C. t’écrit que c’est comme une balle qui roule sur une surface plane jusqu’à trouver son équilibre naturel mais toi tu penses à des cadres. Des murs, des espaces dans des cubes translucides, des frontières. Ce qu’il y a dedans et ce qu’il y a dehors. Les bases. Ces trucs élémentaires dont tu n’avais ni idée ni conscience. Moi et les autres. Les autres et moi. (
tu n’es pas le prolongement de ta mère). La subjectivité. Les miroirs déformants. Les projections. Les points de vue, la vision d’ensemble. Les repères. C’est l’histoire de Platon et sa caverne. T’as du mal à démêler mais tu le vois bien que c’est une révolution, un apaisement. C’est énorme, c’est énorme comme révélation. Tu ne trouves pas les mots, d’ailleurs, pour dire le calme et les sourires, l’évasion, la certitude. Comme si t’avais trouvé une putain de clé, décodé un message secret, le truc qui te permet d’ouvrir la porte vers le deuxième niveau. Tu explores les douleurs et remues très loin le couteau dans les plaies mais t’as plus aucun succès, les démons sont endormis, fatigués,
tu veux vraiment nous réveiller ? Motivation zéro. Ils laissent la place aux jeunes, comme on dit, seulement les outsiders n’ont ni leur endurance ni leur expérience, alors c’est fatalement simple de les débusquer. Il y en a un là-bas, planqué sous une table du CE1B, tout près du loup qui s’en moquait. Répétition, réparation. Tu vas aller le chercher, tu vas essayer de pas trop pleurer. T’es vachement émue, tout le temps. Comme si on t’avait montré à quel point t’avait plus à t’excuser d’être là. Comme si t’avais viré les oripeaux mal taillés, trié les poubelles, rangé les cartons. Jolie synchronisation. Il y a du vide, il y a de la place, et toujours ce sentiment d’espace.

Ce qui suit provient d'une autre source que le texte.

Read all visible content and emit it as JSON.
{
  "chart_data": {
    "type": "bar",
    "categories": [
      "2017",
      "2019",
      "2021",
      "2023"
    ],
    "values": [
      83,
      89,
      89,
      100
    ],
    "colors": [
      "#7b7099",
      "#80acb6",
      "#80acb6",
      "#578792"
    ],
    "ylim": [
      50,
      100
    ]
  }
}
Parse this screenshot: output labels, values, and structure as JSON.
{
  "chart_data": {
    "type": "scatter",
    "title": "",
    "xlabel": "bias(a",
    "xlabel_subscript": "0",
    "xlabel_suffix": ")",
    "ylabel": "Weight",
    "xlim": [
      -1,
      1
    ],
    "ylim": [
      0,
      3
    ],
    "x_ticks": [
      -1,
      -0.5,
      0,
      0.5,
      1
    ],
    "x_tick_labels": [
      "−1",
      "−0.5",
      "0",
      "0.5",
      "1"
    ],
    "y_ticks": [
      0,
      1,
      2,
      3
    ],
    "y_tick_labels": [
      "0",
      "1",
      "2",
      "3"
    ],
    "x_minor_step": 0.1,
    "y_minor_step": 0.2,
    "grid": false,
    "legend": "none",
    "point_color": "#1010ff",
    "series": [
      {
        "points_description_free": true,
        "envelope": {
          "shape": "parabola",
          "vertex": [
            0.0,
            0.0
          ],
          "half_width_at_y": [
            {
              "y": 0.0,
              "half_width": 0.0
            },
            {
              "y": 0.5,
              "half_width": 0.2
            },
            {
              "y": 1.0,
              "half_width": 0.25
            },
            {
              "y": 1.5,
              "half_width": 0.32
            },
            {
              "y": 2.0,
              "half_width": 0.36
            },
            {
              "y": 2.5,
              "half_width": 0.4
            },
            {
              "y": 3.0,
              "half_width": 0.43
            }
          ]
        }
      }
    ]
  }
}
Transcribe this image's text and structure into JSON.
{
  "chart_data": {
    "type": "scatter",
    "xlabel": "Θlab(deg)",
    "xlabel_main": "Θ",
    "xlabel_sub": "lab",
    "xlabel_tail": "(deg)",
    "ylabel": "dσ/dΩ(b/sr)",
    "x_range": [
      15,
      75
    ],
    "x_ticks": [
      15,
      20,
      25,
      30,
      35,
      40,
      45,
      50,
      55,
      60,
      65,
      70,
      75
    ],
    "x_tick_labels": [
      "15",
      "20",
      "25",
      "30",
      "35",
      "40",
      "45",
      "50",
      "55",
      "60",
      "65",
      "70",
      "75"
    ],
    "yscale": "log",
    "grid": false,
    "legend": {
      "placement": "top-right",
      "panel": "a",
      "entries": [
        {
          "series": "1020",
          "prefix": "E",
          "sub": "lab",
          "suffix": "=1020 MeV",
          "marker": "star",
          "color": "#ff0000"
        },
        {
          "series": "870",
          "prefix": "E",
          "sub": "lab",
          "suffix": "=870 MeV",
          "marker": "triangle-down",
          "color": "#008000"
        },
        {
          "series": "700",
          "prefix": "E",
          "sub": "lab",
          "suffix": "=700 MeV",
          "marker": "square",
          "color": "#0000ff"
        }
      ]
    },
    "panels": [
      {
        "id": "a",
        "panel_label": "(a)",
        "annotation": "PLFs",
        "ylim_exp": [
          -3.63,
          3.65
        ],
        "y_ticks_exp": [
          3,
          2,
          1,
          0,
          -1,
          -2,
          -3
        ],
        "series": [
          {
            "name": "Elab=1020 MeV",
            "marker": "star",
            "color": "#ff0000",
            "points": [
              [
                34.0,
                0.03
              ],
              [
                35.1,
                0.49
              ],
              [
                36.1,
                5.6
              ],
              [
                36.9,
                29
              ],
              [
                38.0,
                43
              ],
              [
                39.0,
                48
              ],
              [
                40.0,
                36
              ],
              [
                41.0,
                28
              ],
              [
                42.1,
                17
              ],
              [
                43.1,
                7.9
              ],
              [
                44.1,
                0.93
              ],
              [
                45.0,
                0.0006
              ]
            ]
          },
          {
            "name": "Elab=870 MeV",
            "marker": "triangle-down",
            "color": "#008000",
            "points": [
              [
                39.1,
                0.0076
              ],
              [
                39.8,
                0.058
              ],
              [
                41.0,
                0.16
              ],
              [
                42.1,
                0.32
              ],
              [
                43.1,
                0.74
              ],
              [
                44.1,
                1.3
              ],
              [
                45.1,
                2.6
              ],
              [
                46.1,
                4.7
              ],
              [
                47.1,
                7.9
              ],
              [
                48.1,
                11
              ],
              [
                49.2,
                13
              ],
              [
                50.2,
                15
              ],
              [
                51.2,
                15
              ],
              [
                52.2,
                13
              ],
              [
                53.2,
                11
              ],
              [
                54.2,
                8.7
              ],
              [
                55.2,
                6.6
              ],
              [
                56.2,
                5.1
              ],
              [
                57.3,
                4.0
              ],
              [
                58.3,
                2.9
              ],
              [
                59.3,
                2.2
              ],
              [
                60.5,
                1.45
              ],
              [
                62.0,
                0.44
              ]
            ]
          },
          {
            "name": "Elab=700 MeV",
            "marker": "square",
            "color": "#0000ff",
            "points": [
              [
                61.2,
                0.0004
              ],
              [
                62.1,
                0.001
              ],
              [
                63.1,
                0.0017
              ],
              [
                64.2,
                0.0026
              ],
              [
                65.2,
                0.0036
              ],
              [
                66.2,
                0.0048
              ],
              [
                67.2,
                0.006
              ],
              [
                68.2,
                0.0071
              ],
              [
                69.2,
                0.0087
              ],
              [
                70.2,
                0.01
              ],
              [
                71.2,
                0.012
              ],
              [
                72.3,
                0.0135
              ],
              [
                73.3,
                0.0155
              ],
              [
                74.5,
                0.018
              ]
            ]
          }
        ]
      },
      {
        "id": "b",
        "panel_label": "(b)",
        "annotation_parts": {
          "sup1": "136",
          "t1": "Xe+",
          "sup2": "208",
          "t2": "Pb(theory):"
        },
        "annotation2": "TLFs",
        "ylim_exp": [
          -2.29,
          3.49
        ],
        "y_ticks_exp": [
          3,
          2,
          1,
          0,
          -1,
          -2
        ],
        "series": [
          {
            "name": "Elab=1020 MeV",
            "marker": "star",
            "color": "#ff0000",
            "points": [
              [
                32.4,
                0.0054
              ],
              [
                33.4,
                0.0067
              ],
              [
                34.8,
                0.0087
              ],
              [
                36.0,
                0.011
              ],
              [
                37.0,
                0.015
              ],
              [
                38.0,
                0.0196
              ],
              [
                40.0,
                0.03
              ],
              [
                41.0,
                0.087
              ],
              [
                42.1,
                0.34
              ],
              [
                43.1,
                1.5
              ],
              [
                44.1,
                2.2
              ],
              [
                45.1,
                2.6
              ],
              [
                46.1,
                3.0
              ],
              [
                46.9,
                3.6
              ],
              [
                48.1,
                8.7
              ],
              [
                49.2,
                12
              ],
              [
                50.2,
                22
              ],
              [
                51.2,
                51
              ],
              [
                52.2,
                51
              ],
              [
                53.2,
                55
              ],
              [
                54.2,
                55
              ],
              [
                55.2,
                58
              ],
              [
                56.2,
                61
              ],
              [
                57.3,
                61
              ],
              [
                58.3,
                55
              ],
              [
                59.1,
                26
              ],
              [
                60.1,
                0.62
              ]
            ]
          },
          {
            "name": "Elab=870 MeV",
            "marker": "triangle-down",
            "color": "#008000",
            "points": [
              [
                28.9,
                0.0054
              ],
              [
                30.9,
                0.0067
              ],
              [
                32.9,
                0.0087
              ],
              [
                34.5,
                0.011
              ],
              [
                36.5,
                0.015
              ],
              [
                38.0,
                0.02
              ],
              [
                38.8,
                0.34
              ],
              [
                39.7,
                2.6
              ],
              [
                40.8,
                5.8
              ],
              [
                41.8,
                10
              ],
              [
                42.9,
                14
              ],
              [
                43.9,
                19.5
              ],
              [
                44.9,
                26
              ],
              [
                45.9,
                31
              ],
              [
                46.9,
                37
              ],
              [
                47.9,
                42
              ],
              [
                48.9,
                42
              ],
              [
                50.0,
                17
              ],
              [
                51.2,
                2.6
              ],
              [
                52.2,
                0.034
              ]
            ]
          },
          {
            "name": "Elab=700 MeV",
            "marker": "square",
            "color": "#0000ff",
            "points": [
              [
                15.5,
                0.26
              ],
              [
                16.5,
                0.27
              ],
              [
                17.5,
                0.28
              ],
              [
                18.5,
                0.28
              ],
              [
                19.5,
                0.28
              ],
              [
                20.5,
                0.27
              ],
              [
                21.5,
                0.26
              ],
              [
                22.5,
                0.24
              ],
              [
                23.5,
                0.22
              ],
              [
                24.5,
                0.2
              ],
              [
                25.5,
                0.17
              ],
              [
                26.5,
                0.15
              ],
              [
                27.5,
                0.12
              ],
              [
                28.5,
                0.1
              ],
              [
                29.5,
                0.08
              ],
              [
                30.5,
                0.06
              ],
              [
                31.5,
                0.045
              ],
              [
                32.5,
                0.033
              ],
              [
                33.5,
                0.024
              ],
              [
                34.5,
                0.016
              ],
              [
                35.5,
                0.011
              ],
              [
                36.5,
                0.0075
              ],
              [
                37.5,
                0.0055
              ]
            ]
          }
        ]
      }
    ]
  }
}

La liberté. Tu écris la chronologie, tu organises les événements, il s’agit de réassurer la confiance, tu vois les angles, tu donnes ton sens. Il y a un mélange inconnu, une nouvelle alchimie. T’es étonnée par l’harmonie. Fascinée, voilà le mot que tu cherches. Fascinée. Perchée en haut de l’arbre. Bien installée. Tu te dis que ça va durer, c’est obligé. C’est fatal, même, comme la naissance d’un bébé. Le truc que tu peux pas oublier. Le truc que tu peux pas perdre. T’as appris à lire. A l’intérieur, tout le monde se tait. Il y a des rires, sans gêne. On s’amuse, tu t’attendris. Mais que tu étais bête. Mais que tu étais perdue. Mais que tu as manqué de cadre dans ton univers en expansion. Tu vois les scènes de crises. La parano omniprésente. Terrifiante. La distance que tu avais pris avec la réalité. Le regard circulaire, en dedans. Toi et le monde à ta façon. Comment est-ce que tu en es arrivée là. Il manque encore des points sur la carte. T’es sidérée par l’évidence, comme flottante, comme réconciliée. Tu te dis que C. fait partie de l’histoire mais tu ne sais pas à quel point elle en a conscience et whatever, whatever. Things and opposite. Il faudrait perdre cette habitude de raconter des histoires pour commencer à en écrire. Tu te dis que si E. n’avait pas dessiné l’espace, tu n’aurais sans doute pas pu regarder les premières images. Tu vois les enchaînements, le ballet. Les pas chassés. T’as confiance.
T’es rassurée.
(il y a de l’air madame, des fenêtres ouvertes… we’ve got the crazy feeling – na na na…)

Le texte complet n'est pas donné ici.